OAKLAND COUNTY, Mich. — Local police have gathered around a copy of a violent video game they removed from the streets earlier today in a celebratory photo, sources have confirmed. 

“We like to let our community know that we’re out there making them safer, and that’s exactly what we’ve done here today,” said officer Colton Fowler, standing alongside three other officers around a table containing a copy of Sekiro: Shadows Die Twice for the PlayStation 4. “We take these pictures to show any would-be criminals that we’re NOT to be messed with. We got another game of the streets today, no telling what kind of monster it could have created if we didn’t get involved.” 

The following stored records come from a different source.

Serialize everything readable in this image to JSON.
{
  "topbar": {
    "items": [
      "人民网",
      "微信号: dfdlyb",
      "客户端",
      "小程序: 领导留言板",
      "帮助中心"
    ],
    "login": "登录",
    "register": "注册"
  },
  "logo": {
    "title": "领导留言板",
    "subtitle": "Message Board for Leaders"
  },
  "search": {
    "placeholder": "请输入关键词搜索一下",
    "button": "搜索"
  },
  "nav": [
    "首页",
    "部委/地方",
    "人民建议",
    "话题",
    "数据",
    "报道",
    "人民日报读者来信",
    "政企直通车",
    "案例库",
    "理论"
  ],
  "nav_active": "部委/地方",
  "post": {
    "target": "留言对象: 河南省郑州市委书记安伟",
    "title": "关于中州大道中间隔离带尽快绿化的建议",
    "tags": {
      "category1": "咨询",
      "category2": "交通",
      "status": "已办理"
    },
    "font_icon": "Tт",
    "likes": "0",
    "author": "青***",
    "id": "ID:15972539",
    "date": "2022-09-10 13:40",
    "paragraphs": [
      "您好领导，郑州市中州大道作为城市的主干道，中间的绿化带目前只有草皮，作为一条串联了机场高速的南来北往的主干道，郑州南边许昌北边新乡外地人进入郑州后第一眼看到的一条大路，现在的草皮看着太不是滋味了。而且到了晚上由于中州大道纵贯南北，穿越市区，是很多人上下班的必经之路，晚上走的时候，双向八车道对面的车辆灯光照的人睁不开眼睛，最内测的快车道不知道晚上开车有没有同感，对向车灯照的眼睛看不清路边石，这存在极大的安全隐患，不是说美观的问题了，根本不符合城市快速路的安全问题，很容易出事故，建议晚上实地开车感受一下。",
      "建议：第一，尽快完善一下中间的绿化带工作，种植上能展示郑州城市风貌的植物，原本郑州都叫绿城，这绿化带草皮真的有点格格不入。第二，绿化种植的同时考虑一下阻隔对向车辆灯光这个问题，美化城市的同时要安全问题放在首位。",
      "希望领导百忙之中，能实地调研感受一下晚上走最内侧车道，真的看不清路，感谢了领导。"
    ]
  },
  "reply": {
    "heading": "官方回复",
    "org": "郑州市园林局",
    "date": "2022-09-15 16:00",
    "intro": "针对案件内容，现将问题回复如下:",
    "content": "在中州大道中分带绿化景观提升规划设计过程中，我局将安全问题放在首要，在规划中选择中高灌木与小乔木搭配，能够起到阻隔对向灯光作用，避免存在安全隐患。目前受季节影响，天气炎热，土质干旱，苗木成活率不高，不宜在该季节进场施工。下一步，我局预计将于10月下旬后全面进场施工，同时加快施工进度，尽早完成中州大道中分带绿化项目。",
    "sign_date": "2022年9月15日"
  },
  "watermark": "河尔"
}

Many in the community have stated that not only was the game’s seizure excessive, but that the celebratory picture doesn’t paint the picture police think it does. 

“Oh wow, a bunch of cops were able to confiscate a PlayStation game from somebody, look out,” said Kate Steiner, a Facebook user that saw the Oakland County Police Department’s post. “I can’t believe that cops want us to believe they’re like The Punisher when they also insist on posting Facebook selfies with every sparkler they confiscate off of the streets. Would The Punisher spread contraband around a table so that it looked good for a photo? No, you fucking dorks, he’d slap that camera out of your hand and shoot you or at least stab you in the leg or something.” 

The incident occurred earlier this afternoon, when police noticed a teenager handing a copy of the game to a fellow teenager in the street. After determining that both parties looked to be under the Mature-rated game’s age requirement of 17, officers intervened.

“I was letting my friend Ricky borrow Sekiro since I’d finally beat it,” said the Quentin Barber, the young man arrested in today’s incident. “And next thing I know, I had been tear gassed, tazed, choked, and pinned down, all the while officers were asking me if I had any other dangers to society on my person. As I was getting my bearings back, they kept on high fiving and taking pictures with the game and I swear to god I saw a few of them kissing each other. I don’t think they’re making anyone safer.”